As President Joe Biden unveils an ambitious target this week to cut the nation’s climate-warming emissions, his administration is also taking steps to refute critics who say it’ll put large numbers of American jobs at risk.

Administration officials such as White House climate adviser Gina McCarthy and Energy Secretary Jennifer Granholm have events scheduled on Monday to make the case that the president’s fight against climate change will be a net gain for employment, creating more jobs than it will eliminate.

“This administration is focused on ‘clean energy means jobs’ and we want to create jobs in every corner of the country,” Granholm said at a forum held by BloombergNEF last week. “It’s really about equity and jobs and deployment of clean energy.”

Granholm is scheduled to speak Monday at an event featuring AFL-CIO President Richard Trumka entitled “Accelerating the Energy Transition to Deep Decarbonization: Infrastructure, Jobs and Equity.” It follows another featuring McCarthy and labor leaders being put on by the World Resources Institute.

Separately, United Mine Workers of America President Cecil E. Roberts Jr. is appearing Monday morning with West Virginia Senator Joe Manchin, a Democrat focused on helping workers in the state’s coal industry.

A pledge to reduce U.S. greenhouse gas emissions by about 50% from 2005 levels by the end of the decade, which Biden is expected to announce this week, would require dramatic changes to the nation’s power plants, automobiles, oil wells and agriculture.

Biden and the rest of his team have been pitching the idea as an economic opportunity, an argument that will be central to winning public support.

Not everyone’s convinced.

“From our analysis, the cumulative impacts of the Biden climate agenda will be to kill good-paying jobs, many of which are union jobs, to reduce American competitiveness, and to make us more dependent on China for our energy,” said Tom Pyle, an adviser to former President Donald Trump and president of the American Energy Alliance, a free-market advocacy group.

Trump campaigned on promises to save the coal industry, and miners’ jobs, by rolling back climate initiatives from the Obama administration, but his efforts didn’t lead to an industry resurgence.

Coal Jobs

The U.S. had about 47,400 coal mining jobs as of January 2020—about 7% fewer than when Trump was inaugurated in January 2017—- before the Covid pandemic crushed more of them.

That’s a far cry from the 863,000 coal miners in 1923, the heyday for the industry’s employment in the U.S., and before automation and sweeping changes in railroads, steelmaking, home heating and electric power generation.

“Energy transition and labor policies must be based on more than just promises down the road,” Roberts, the mineworkers chief, said in a statement. “We want to discuss how miners, their families and their communities can come out of this transition period and be certain that they will be in as good or better shape than they are today.”

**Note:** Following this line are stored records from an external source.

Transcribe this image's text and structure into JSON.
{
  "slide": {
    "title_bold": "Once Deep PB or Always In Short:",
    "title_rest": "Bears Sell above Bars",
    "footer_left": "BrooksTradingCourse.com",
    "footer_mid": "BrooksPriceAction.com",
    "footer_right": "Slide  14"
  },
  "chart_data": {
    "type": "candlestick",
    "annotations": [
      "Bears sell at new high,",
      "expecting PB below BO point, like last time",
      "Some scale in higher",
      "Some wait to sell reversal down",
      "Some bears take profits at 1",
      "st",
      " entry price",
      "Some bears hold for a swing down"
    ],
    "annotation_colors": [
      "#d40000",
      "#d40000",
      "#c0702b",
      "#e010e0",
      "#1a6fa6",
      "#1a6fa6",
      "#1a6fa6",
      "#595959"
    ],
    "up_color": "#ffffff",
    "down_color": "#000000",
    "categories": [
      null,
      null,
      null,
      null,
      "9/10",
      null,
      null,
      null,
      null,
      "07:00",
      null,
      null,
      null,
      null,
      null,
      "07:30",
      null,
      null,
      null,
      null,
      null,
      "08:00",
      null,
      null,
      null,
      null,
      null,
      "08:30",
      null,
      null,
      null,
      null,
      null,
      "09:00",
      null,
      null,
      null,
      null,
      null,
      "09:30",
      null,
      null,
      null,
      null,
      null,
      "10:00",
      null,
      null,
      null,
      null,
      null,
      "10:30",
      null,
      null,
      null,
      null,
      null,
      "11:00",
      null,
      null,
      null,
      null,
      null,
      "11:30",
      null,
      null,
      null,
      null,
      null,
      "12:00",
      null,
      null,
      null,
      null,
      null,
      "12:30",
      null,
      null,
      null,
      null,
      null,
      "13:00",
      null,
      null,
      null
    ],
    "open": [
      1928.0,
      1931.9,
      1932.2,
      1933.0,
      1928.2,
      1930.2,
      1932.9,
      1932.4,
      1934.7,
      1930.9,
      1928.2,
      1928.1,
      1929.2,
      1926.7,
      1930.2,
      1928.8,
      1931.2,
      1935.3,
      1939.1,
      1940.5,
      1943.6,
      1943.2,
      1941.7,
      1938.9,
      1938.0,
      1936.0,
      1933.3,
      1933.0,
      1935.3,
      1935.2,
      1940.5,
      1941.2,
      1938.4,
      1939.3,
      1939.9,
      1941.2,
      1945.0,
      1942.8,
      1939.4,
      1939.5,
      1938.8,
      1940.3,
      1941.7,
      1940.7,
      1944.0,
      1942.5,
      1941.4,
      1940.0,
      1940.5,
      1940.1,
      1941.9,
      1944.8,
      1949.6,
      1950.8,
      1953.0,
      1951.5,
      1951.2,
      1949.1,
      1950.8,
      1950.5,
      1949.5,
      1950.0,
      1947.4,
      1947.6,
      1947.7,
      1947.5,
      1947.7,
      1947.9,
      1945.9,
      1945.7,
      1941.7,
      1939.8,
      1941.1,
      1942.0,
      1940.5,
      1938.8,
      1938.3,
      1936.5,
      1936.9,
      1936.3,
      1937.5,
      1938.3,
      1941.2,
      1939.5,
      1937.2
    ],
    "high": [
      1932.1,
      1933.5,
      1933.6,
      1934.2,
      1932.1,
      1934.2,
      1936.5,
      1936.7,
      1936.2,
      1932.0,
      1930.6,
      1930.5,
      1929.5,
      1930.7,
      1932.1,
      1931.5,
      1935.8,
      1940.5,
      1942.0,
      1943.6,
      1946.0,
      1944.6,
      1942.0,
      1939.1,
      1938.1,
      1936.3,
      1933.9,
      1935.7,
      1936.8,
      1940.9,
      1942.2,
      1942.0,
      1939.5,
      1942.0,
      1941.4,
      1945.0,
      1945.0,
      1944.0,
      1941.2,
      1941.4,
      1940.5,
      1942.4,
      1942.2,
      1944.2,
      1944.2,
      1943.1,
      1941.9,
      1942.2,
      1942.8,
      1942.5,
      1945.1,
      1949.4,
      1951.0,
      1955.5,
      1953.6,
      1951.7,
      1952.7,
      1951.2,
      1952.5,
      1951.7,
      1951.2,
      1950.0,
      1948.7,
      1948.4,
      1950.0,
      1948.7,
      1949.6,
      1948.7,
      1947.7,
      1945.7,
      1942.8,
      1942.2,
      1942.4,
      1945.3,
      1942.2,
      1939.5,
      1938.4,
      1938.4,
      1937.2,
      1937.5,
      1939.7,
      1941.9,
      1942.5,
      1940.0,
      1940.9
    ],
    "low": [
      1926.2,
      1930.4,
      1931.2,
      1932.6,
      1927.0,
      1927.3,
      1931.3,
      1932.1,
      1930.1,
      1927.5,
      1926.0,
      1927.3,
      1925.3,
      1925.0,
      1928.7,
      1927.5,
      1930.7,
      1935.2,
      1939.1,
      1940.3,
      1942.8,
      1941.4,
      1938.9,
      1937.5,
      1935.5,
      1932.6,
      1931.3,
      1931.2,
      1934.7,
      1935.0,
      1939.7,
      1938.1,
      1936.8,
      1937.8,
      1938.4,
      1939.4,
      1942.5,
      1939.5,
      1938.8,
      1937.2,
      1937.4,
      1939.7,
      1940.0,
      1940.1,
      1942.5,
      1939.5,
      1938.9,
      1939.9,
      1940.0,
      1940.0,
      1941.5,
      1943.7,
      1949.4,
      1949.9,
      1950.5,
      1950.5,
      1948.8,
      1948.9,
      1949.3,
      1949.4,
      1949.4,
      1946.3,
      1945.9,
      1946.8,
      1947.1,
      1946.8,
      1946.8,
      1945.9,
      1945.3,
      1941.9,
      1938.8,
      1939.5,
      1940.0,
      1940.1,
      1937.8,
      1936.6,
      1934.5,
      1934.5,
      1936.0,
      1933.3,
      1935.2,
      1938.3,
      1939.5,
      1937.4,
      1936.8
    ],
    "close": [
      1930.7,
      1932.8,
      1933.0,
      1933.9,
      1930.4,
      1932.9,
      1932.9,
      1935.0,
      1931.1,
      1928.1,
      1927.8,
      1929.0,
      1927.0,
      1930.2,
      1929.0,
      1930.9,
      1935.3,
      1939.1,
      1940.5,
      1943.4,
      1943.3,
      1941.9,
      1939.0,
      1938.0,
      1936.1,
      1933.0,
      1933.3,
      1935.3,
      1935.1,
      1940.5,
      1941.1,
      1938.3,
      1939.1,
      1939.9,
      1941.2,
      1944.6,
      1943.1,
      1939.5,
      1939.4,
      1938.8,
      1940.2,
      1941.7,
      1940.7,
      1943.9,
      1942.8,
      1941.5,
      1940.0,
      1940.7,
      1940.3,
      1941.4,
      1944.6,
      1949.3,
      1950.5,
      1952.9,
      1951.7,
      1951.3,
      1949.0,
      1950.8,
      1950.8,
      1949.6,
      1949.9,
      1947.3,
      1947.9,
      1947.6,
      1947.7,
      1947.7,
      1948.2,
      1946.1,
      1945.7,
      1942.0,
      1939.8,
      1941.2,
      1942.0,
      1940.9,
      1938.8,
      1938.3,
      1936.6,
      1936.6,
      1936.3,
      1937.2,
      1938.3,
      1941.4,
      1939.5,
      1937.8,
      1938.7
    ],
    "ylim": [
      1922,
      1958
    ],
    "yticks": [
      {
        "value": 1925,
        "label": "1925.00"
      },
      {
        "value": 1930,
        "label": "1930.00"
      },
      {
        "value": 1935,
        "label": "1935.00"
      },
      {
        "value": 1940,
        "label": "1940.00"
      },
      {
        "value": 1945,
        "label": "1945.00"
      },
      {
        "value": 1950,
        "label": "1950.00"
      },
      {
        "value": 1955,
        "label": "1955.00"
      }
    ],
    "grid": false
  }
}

One challenge for the Biden administration has been getting unions, a key Democratic constituency, on board with the president’s climate plans.

Biden’s decision to cancel the Keystone XL oil pipeline as one of his first actions after becoming president angered labor groups representing pipefitters and other workers who lost their jobs as a result.

Other Biden environmental goals, such as increasing the use of electric vehicles, have drawn concerns from unions that fear such a move could imperil the jobs of autoworkers.